L’autre jour, mon adorable élève n’arrivant pas, malgré tous ses efforts, à prononcer le mot « courbette » de manière satisfaisante pour mes deux oreilles francophones, je pris la décision de le lui écrire sur un bout de papier. Ce qui, au bout d’un instant de confusion, la fit éclater de rire.

Il faut savoir qu’en japonais il n’y a pas de différence entre le « r » et le « l », ni entre le « v » et le « b ». Or, courbette contient un « r » et un « b », et qui plus est, ils sont collés l’un sur l’autre comme ça ne se voit jamais en japonais.

Toujours est-il que, pour une oreille japonaise, le mot « courbette » peut donner ce qui suit :

  • courbette
  • coulbette
  • courvette
  • coulvette

Une seule de ses réponses est la bonne et elle s’impose d’elle-même pour un francophone, mais pour une oreille japonaise, le défi est de taille.

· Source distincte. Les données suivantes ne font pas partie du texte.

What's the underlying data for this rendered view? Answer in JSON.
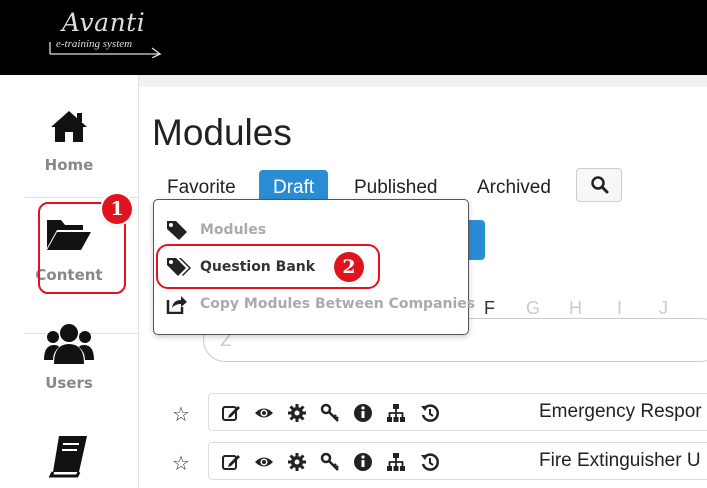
{
  "app": {
    "brand": "Avanti",
    "tagline": "e-training system"
  },
  "sidebar": {
    "items": [
      {
        "label": "Home",
        "icon": "home-icon"
      },
      {
        "label": "Content",
        "icon": "folder-open-icon"
      },
      {
        "label": "Users",
        "icon": "users-icon"
      },
      {
        "label": "",
        "icon": "book-icon"
      }
    ]
  },
  "main": {
    "title": "Modules",
    "tabs": [
      {
        "label": "Favorite"
      },
      {
        "label": "Draft",
        "active": true
      },
      {
        "label": "Published"
      },
      {
        "label": "Archived"
      }
    ],
    "letters": [
      "F",
      "G",
      "H",
      "I",
      "J"
    ],
    "filter_placeholder": "Z"
  },
  "dropdown": {
    "items": [
      {
        "label": "Modules",
        "icon": "tag-icon"
      },
      {
        "label": "Question Bank",
        "icon": "tags-icon"
      },
      {
        "label": "Copy Modules Between Companies",
        "icon": "share-square-icon"
      }
    ]
  },
  "callouts": {
    "step1": "1",
    "step2": "2"
  },
  "modules": [
    {
      "title": "Emergency Respor"
    },
    {
      "title": "Fire Extinguisher U"
    }
  ],
  "colors": {
    "accent": "#2a8dd4",
    "callout": "#e0141e",
    "topbar": "#000000"
  }
}
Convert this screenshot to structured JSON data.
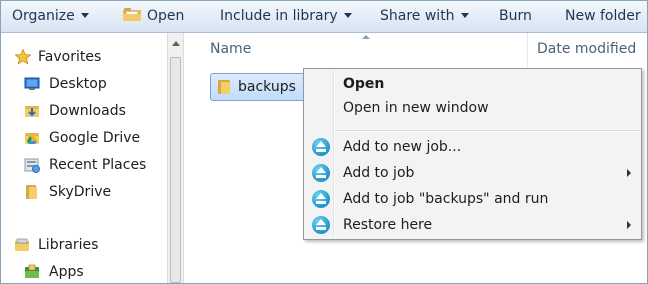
{
  "toolbar": {
    "organize": "Organize",
    "open": "Open",
    "include_in_library": "Include in library",
    "share_with": "Share with",
    "burn": "Burn",
    "new_folder": "New folder"
  },
  "nav": {
    "favorites": "Favorites",
    "favorites_items": [
      "Desktop",
      "Downloads",
      "Google Drive",
      "Recent Places",
      "SkyDrive"
    ],
    "libraries": "Libraries",
    "libraries_items": [
      "Apps"
    ]
  },
  "content": {
    "columns": {
      "name": "Name",
      "date_modified": "Date modified"
    },
    "rows": [
      {
        "name": "backups",
        "selected": true
      }
    ]
  },
  "context_menu": {
    "items": [
      {
        "label": "Open",
        "bold": true,
        "icon": null,
        "submenu": false
      },
      {
        "label": "Open in new window",
        "bold": false,
        "icon": null,
        "submenu": false
      },
      {
        "label": "Add to new job...",
        "bold": false,
        "icon": "eject-icon",
        "submenu": false
      },
      {
        "label": "Add to job",
        "bold": false,
        "icon": "eject-icon",
        "submenu": true
      },
      {
        "label": "Add to job \"backups\" and run",
        "bold": false,
        "icon": "eject-icon",
        "submenu": false
      },
      {
        "label": "Restore here",
        "bold": false,
        "icon": "eject-icon",
        "submenu": true
      }
    ]
  },
  "colors": {
    "toolbar_text": "#1e3557",
    "selection": "#c1dcfc",
    "menu_bg": "#f3f3f3",
    "accent_icon": "#1f95c9"
  }
}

Et c’est là, chers lecteurs, que la surprise de mon adorable élève à la vue du mot « courbette » couché sur le papier provoqua chez elle un éclat de rire digne d’un petit billet sur Niponika Bulogula. Parce que n’ayant jamais lu le mot « courbette » sur le papier, mais l’ayant souvent entendu et en connaissant le sens, elle s’était elle-même convaincue que nous, francophones, étranges créatures capables de prononcer tout un tas de consonnes l’une à la suite de l’autre sans jamais se blesser à la langue, disions en fait « crevette » par métaphore, puisque la crevette, c’est bien connu, a le dos rond.

D’où tout le mal qu’elle avait à prononcer le mot « courbette », puisque, dans son adorable petite tête, une petite crevette faisait la courbette.